In 1999, convicted bank robber Mr John Killick spectacularly achieved national most wanted status when he escaped from Silverwater gaol in northern Sydney in a hijacked helicopter.
He spent the next 42 days on the run with his lover Ms Lucy Dudko before being recaptured and seeing out the remainder of his sentences in gaol.
Mr Killick has since turned his life around, as he described during a two hour lecture in August to 100 students enrolled in CSU's law and criminal justice degrees.
Mr Killick confessed to the CSU students, "I was a bad man. I did bad things. I don't deny that. But I like to think that I have changed, have evolved. Giving this lecture is me giving back."
Facilitated by Dr Kath McFarlane, a senior lecturer with the CSU Centre for Law and Justice, Mr Killick described how he first achieved notoriety in 1966 when he carried out Australia's first decimal currency bank heist.
He then covered topics as diverse as being in gaol with Ronald Ryan, the last man to be hanged in Australia; the psychological and physical torment of the prison 'biff', where prisoners were routinely beaten by officers as they came into the gaol; the changes brought about by the Nagle Royal Commission into prisons in NSW; and the impacts of crime on victims and their families.
The class also heard John's own account of his audacious escape from Silverwater gaol.
As Mr Killick ruefully noted, the lecture coincided almost to the day with the time 56 years previously that he as a 17 year-old had made a mad dash for freedom from Bathurst Courthouse.
"That was my first escape actually," he told the class, confiding that he had avoided police shots until he was eventually recaptured, hiding in a chicken shed in Bathurst.
In 2015 John released a book Gambling for Love, a cautionary tale about gambling, crime and prison. He was also the subject of what has been described as one of the best Australian love stories of all time titled "Long Loud Hours" by award-winning hip hop artist Urthboy.
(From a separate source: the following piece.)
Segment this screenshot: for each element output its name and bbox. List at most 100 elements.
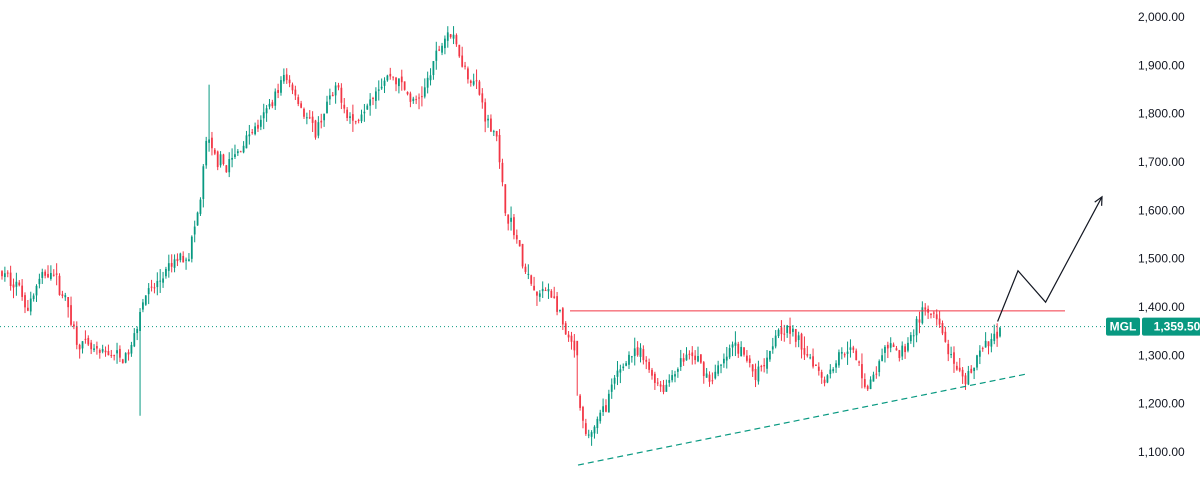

Dr McFarlane explained that this lecture was one of a series that is designed to expose students to different viewpoints of crime and punishment.
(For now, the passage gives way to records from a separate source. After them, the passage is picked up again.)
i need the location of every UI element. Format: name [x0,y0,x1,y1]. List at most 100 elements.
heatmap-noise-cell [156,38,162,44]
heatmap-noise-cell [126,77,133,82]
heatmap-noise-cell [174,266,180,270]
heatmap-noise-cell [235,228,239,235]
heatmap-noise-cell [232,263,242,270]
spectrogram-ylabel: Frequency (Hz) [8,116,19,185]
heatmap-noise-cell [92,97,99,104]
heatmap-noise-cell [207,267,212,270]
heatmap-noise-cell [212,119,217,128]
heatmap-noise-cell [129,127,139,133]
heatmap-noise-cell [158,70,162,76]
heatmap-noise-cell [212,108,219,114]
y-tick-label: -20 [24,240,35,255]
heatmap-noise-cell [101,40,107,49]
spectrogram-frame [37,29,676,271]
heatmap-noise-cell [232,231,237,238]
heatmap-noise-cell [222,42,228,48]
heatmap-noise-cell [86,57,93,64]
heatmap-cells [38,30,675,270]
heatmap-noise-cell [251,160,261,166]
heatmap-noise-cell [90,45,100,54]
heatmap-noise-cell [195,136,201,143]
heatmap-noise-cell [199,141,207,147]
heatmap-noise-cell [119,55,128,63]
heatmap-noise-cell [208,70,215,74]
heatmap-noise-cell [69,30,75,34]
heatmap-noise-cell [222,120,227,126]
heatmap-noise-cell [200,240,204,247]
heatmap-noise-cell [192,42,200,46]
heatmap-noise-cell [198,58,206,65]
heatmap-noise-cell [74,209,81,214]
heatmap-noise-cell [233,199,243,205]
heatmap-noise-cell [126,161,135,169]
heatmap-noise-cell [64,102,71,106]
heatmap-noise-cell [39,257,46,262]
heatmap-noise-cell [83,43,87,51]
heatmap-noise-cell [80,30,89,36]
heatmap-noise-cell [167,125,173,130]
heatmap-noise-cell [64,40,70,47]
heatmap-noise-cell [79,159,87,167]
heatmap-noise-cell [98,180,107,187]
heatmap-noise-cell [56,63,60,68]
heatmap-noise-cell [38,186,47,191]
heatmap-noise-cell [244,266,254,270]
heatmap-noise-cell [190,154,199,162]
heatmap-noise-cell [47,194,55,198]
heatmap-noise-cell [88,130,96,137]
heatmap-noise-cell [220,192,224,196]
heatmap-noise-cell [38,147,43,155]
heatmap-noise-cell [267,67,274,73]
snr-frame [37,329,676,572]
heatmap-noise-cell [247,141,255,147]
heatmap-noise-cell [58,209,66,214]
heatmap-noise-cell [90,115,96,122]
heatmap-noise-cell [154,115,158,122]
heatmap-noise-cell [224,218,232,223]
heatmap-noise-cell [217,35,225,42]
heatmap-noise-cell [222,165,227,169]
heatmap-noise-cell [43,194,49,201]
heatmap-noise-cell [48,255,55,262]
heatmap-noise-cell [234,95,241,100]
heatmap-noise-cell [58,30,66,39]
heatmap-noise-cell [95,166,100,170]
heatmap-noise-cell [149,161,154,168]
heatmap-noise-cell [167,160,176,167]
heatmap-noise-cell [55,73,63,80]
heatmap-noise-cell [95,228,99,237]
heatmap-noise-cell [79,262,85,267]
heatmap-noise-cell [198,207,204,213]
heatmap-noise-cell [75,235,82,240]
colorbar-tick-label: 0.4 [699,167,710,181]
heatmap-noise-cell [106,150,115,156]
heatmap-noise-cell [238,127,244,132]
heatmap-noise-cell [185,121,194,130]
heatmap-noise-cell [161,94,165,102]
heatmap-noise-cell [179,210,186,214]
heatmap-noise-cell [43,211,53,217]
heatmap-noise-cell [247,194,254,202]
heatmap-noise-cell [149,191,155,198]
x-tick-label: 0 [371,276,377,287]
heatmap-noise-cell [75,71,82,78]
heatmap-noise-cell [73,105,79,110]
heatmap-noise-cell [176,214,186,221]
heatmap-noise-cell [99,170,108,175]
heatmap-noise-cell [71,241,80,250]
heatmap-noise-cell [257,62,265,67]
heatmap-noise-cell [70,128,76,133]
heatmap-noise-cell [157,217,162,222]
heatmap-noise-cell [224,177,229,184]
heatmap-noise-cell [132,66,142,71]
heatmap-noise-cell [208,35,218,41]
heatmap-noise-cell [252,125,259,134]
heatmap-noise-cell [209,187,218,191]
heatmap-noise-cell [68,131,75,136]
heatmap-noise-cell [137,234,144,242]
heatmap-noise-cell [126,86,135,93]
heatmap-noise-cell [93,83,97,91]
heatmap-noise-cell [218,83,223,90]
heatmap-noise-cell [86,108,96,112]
"Many students will go on to work with offenders, with victims and with families, and they need to understand what makes someone turn to crime, and what might make them stop," Dr McFarlane said.
"John's perspective provided an invaluable insight into the reality of life behind bars, and what can help someone turn their life around."
Students who attended the lecture, many of whom study online with CSU, said John's stories were "Fabulous".
One said "Nothing beats an insider's perspective", while another saw the value of reform in prison, saying it "Really opened my eyes to the way in which John was reformed – he looks and acts like he had never been to prison."